“By November 2022, Snap employees will discuss 10,000 user reports of sextortion each month, while acknowledging that, given the stigma and other barriers to reporting, these reports “may represent only a small portion of this abuse.” ‘,” the latest unsealed version of the lawsuit states that the New Mexico Attorney General filed a lawsuit against Snap. The less redacted version of the document, which we first saw a month ago, adds new details about Snap employees’ alleged knowledge of the scope of the sextortion issue Snap is accused of enabling on its platform.
In one alleged example, employees cited a case with 75 reports “mentioning nudity, minors, and extortion, but the account remained active.” By 2022, Snap’s internal research allegedly found that more than one-third of teenage girls and 30% of teenage boys on its app had “experienced unwanted contact on its platform.” the complaint states.
New details paint a picture of a company that was aware of shortcomings in its services to safeguard children but failed to focus enough on addressing them. “Former Snap trust and safety employees complained that ‘they had less contact with senior executives than at other social media companies and encountered resistance when trying to add in-app security because [Snap CEO] Evan Spiegel prioritized design,” the complaint states.
“…attempts to incorporate in-app security met with resistance because [Snap CEO] Evan Spiegel prioritizes design”
In a statement released by its newsroom, Snap said its app was designed as “a place to communicate with your close circle of friends, with built-in safety guardrails and thoughtful design choices that make it difficult for strangers to interact online.” Minors found on the internet.” Our services. We are constantly evolving our security mechanisms and policies, from leveraging advanced technology to detect and block certain activities, to banning suspicious accounts from being friends, to working with law enforcement and government agencies, and more.
According to the complaint, Snap employees circulated an outside report in 2021 that included examples of alleged predators contacting children as young as 8 years old through Snapchat and obtaining child sexual abuse material. But the complaint said they were concerned that measures to capture such behavior would unduly burden user privacy and “result in disproportionate administrative costs.”

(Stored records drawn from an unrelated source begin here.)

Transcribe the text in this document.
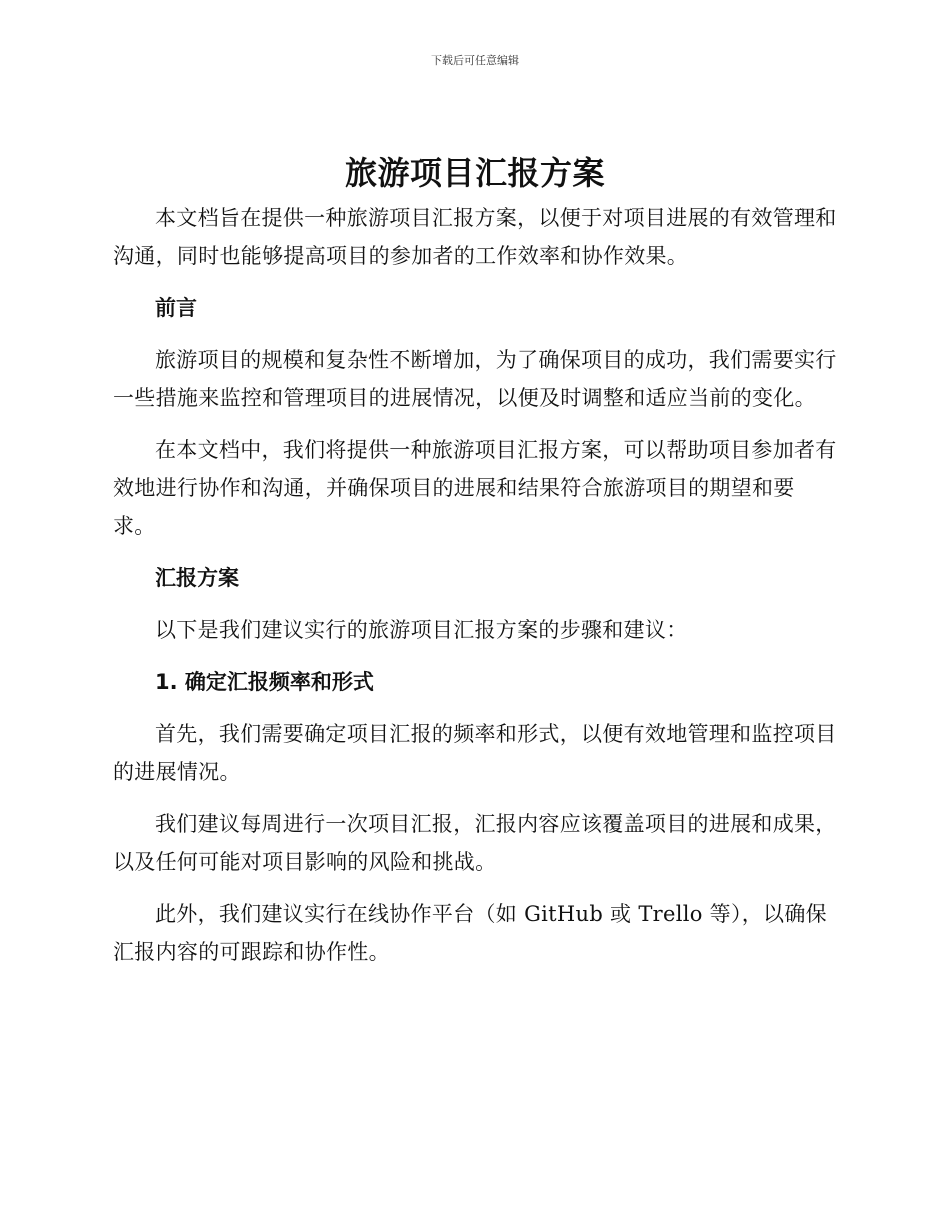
下载后可任意编辑
旅游项目汇报方案

本文档旨在提供一种旅游项目汇报方案，以便于对项目进展的有效管理和沟通，同时也能够提高项目的参加者的工作效率和协作效果。

前言

旅游项目的规模和复杂性不断增加，为了确保项目的成功，我们需要实行一些措施来监控和管理项目的进展情况，以便及时调整和适应当前的变化。

在本文档中，我们将提供一种旅游项目汇报方案，可以帮助项目参加者有效地进行协作和沟通，并确保项目的进展和结果符合旅游项目的期望和要求。

汇报方案

以下是我们建议实行的旅游项目汇报方案的步骤和建议：

1. 确定汇报频率和形式

首先，我们需要确定项目汇报的频率和形式，以便有效地管理和监控项目的进展情况。

我们建议每周进行一次项目汇报，汇报内容应该覆盖项目的进展和成果，以及任何可能对项目影响的风险和挑战。

此外，我们建议实行在线协作平台（如 GitHub 或 Trello 等），以确保汇报内容的可跟踪和协作性。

Employees also allegedly discovered risks with certain Snapchat features, such as “Quick Add,” which suggests other users to connect. “We need to come up with new ways to contain our most vulnerable users (minors) and make it harder for predatory users to find them through quick add, search, etc.,” one executive wrote, according to the complaint. “We need to come up with new ways to contain our most vulnerable users (minors). We believe that if we adopt new strategies around inventory generation/restrictions and other technologies to more effectively isolate minors from those outside our network, we can achieve this without significantly degrading the product experience for these users. Snap later made it so that the Quick Add feature would only show up on the accounts of 13- to 17-year-olds if they “had a certain number of mutual friends with that person.” But internally, employees realized the approach still had significant flaws, the complaint said.
The unsealed complaint also includes more details about how Snap allegedly facilitated illegal gun sales. In an undated presentation, the company acknowledged that its platform has “50 posts per day related to illegal gun sales, and these sales of weapons receive 9,000 views per day.” Even if the content is reported, “[r]Reported content is often viewed hundreds of times before being reported.

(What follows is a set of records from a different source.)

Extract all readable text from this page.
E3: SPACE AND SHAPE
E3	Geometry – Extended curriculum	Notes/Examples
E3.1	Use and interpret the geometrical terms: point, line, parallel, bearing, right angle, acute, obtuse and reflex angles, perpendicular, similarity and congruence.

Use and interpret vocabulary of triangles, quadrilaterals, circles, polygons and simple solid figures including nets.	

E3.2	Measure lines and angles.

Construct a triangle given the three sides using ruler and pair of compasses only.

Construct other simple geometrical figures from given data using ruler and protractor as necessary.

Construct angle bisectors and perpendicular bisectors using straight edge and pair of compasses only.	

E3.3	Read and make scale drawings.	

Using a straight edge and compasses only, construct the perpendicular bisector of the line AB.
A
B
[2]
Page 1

“Streaks prevent you from being able to unplug for a day”
It also included an acknowledgment of Snapstreaks’ addictive internal communications, in which users were told how many days they continued communicating with other users. “Wow, we should have more addictive features like this,” one employee allegedly wrote, according to a January 2017 email. Another wrote: “Most streakers “It’s our core demographic,” an October 2019 presentation said. “Stripes make it impossible to unplug for a day.”